Themes and concepts that are addressed are:  

- anthropological methods: participant-observation, fieldwork, ethnography, co-creation

- ethnocentrism, eurocentrism, self-reflexivity, atomistic and pluriform self-image

- epistemology, ontologie, anthropocentrism and the post-Anthropocene: multispecies ethnography, non human personhood – plant relatives, plant blindness-foraging, ancestral wisdom

- the power of storytelling – myth – non-linear time concepts

- the plurivers and decolonisation

- artistic co-creation: artistic research, activism, long-term engagements, intersubjectivity

- The Origins of Art and World Art Studies: feminism, World Art History, Palaeolithic art, geometric pattern, visual regularity, symbolic code, abstract thought, symbolism, exchange or trade, shamanism, trance dance, hallucinations, anthropo-zoomorphic representations, origins of rock art, magico-religious paradigm, hunter-gatherers, fertility symbols, early forms of pornography, neuro art history, mirror neurons.

- Rituals: rite of intensification, revitalization rituals, rites of passage, life cycle, transformation, initiation, ritual death, rebirth, communitas, betwixt and between, anti-structure, transition, crisis, pre liminal, liminal, post liminal, liminoid, naming ceremony, menarche rituals, myths, storytelling, embodied/carnal knowledge, burial, funeral, ancestor, ancestor cults

- Body Modifications: tattoo, scarification, consumer culture, commodification, individual identity, group identity, the Gaze, self-expression, self-objectivation, body positivism

- Portraiture: remembrance, personality, generic portrait, emblematic portrait, representational portrait, idiosyncratic physiognomic likeness, the lens of likeness

- A History of Othering: Othering, Imperialism, extractivism, colonialism, cultural Darwinism, classification, panopticon, linear development model, progress, racism, sexism / feminism, modernity, constructed primitivism, diorama, exotism, freak show, Human Zoo, negative mirror to construct the self, cancel culture, idealized self, ethnocentrism / middle-class European culture as standard, monolithic mindset, monoculture, multiple narratives, multiple histories, gender fluidity and queer auto-theory

- Decolonization and artistic practices: Cartesian model, ontological dualism, construction of subjectivity, universalism, modernity, canon, Coloniality of Being, otherness, binaries, relationality, worlding, pluriverse, interdependence, singularization, individuation, onto-epistemologies, Sentipensar, decolonization, ancestrality, cosmology

- artistic remakes of the Archive: archive fever, the limits of the archive, multiple narratives

 

 

All the presentations and many inspiring texts are available on Toledo.

English

Colleges, with a wide range of audio-visual materials, and room for interaction and discussions.

The course consists of presentations and an online reader with required readings.
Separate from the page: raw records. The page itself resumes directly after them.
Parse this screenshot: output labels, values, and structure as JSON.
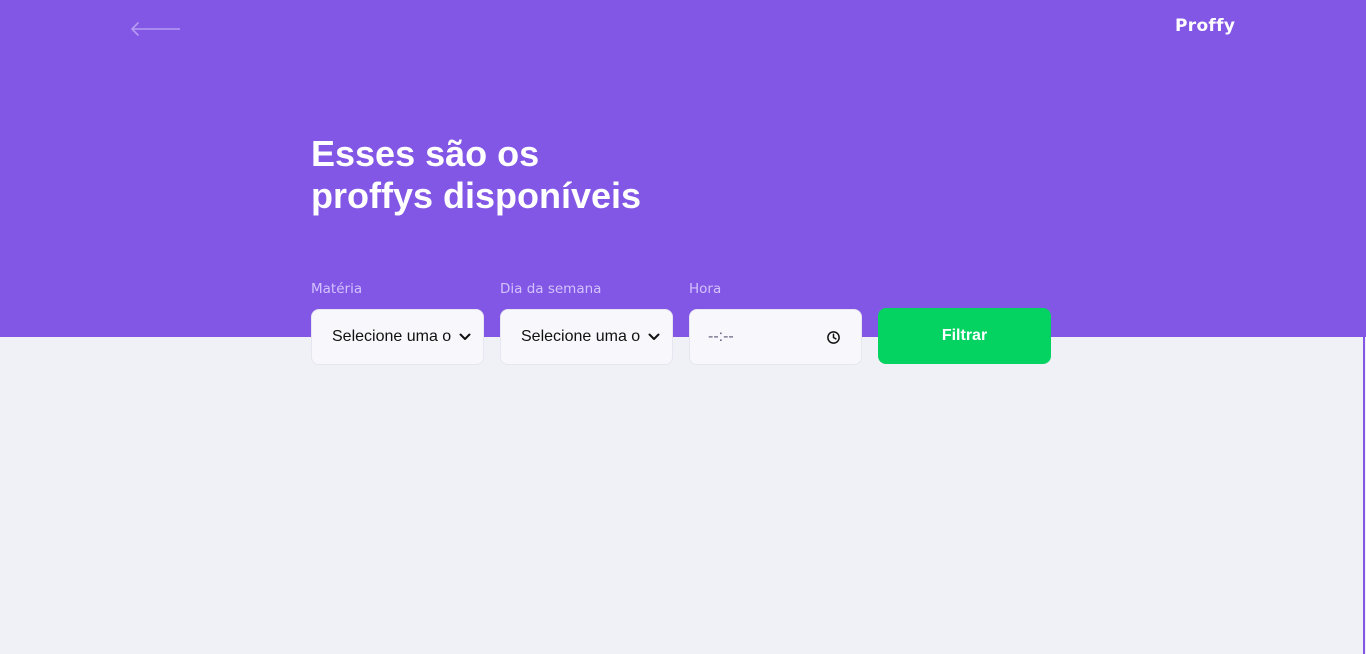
{
  "header": {
    "back_icon": "arrow-left-icon",
    "logo": "Proffy",
    "title_line1": "Esses são os",
    "title_line2": "proffys disponíveis"
  },
  "filters": {
    "subject": {
      "label": "Matéria",
      "value": "Selecione uma o"
    },
    "week_day": {
      "label": "Dia da semana",
      "value": "Selecione uma o"
    },
    "time": {
      "label": "Hora",
      "value": "--:--"
    },
    "submit_label": "Filtrar"
  },
  "colors": {
    "primary": "#8257E5",
    "secondary": "#04D361",
    "background": "#F0F0F7",
    "label": "#D4C2FF"
  }
}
Additional readings are available for further exploration.

Evaluation

Antropologie van de kunsten (B-LUCA-K74315)

Type : Exam during the examination period
Description of evaluation : Written
Type of questions : Open questions
Learning material : Course material

AssessmentGrading scale
TOTAL1-20/20 scale

The student makes a written text (min. 3000 words): the format and style are free (paper, essay, re-imagined myth, letter, etc…), while integrating

- 10 key concepts that have been discussed in class

- 2 references to the reader (required reading)

- at least 3 other sources (60 pages research texts/articles, other sources can be added freely)

 

Students can take part in the exam twice during the same academic year.